Intrastromal oxygen measurements are shown in Figure 3. Baseline values were 11% ± 1.4% (mean ± standard deviation) in the CXL_norm group, 13% ± 1.9% in the CXL_hyp group, 37% ± 9.4% in the CXL_norm + O₂ group, and 43% ± 4% in the CXL_hyp + O₂ group. In all treatment groups, oxygen concentration decreased at the onset of UV-A irradiation. In the CXL_norm group, oxygen concentration dropped to approximately 1.5% within a few seconds. In the CXL_hyp group, oxygen concentration fell more slowly within about 1 minute to a value of approximately 3%. The drop in the CXL_norm + O₂ group was also slower. Within about 3 minutes, oxygen concentration in this group dropped to approximately 21%. In the CXL_hyp + O₂ group, the oxygen concentration fell by only a few percent within approximately 3 minutes to a value of approximately 38%. 

At the time of additional riboflavin application, 5 minutes after the start of irradiation, a mechanically induced deflection of the oxygen measurement curves was observed in all treatment groups. 

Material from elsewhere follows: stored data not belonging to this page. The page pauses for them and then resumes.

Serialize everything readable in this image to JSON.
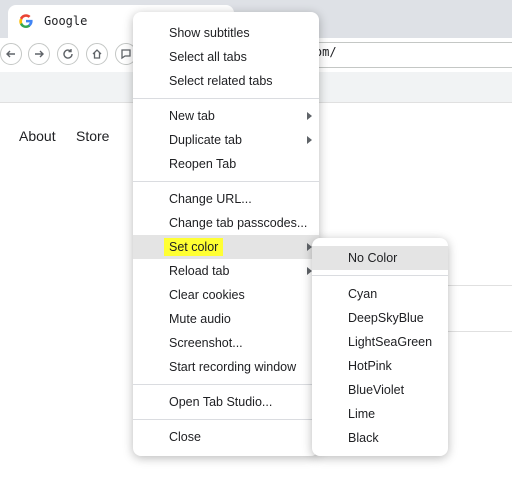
{
  "browser": {
    "tab_title": "Google",
    "url_visible": "le.com/"
  },
  "page": {
    "links": [
      "About",
      "Store"
    ]
  },
  "context_menu": {
    "items": [
      {
        "label": "Show subtitles",
        "submenu": false
      },
      {
        "label": "Select all tabs",
        "submenu": false
      },
      {
        "label": "Select related tabs",
        "submenu": false
      },
      {
        "label": "New tab",
        "submenu": true
      },
      {
        "label": "Duplicate tab",
        "submenu": true
      },
      {
        "label": "Reopen Tab",
        "submenu": false
      },
      {
        "label": "Change URL...",
        "submenu": false
      },
      {
        "label": "Change tab passcodes...",
        "submenu": false
      },
      {
        "label": "Set color",
        "submenu": true,
        "highlighted": true
      },
      {
        "label": "Reload tab",
        "submenu": true
      },
      {
        "label": "Clear cookies",
        "submenu": false
      },
      {
        "label": "Mute audio",
        "submenu": false
      },
      {
        "label": "Screenshot...",
        "submenu": false
      },
      {
        "label": "Start recording window",
        "submenu": false
      },
      {
        "label": "Open Tab Studio...",
        "submenu": false
      },
      {
        "label": "Close",
        "submenu": false
      }
    ]
  },
  "color_submenu": {
    "items": [
      "No Color",
      "Cyan",
      "DeepSkyBlue",
      "LightSeaGreen",
      "HotPink",
      "BlueViolet",
      "Lime",
      "Black"
    ]
  },
  "colors": {
    "highlight": "#ffff33",
    "hover_bg": "#e4e4e4",
    "chrome_bg": "#dee1e6"
  }
}
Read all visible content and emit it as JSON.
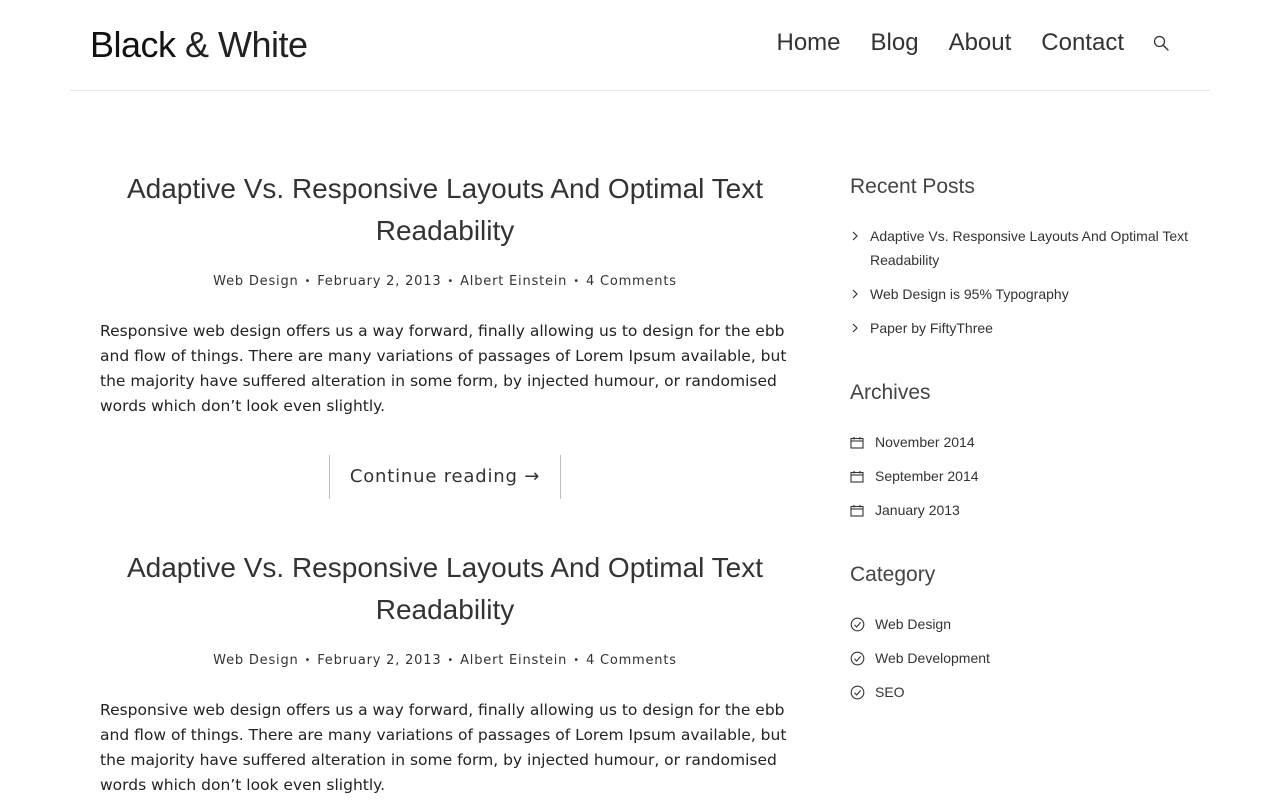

To determine the cumulative oxygen uptake throughout the observed temporal span, the area under the curve (AUC) was calculated with 0% O₂ as baseline. The mean AUC over time was 1659, 16,410, 3603, and 26,158 for group CXL_norm, CXL_norm + O₂, CXL_hyp, and CXL_hyp + O₂, respectively. Analysis of variance of the AUC showed a significant difference for each group comparison (P < 0.0001). Hence, measured oxygen concentration over time in the CXL_hyp + O₂ group was significantly higher than in all other experimental groups. This was followed in descending order by the oxygen concentrations in the CXL_norm + O₂, CXL_hyp, and CXL_norm groups. 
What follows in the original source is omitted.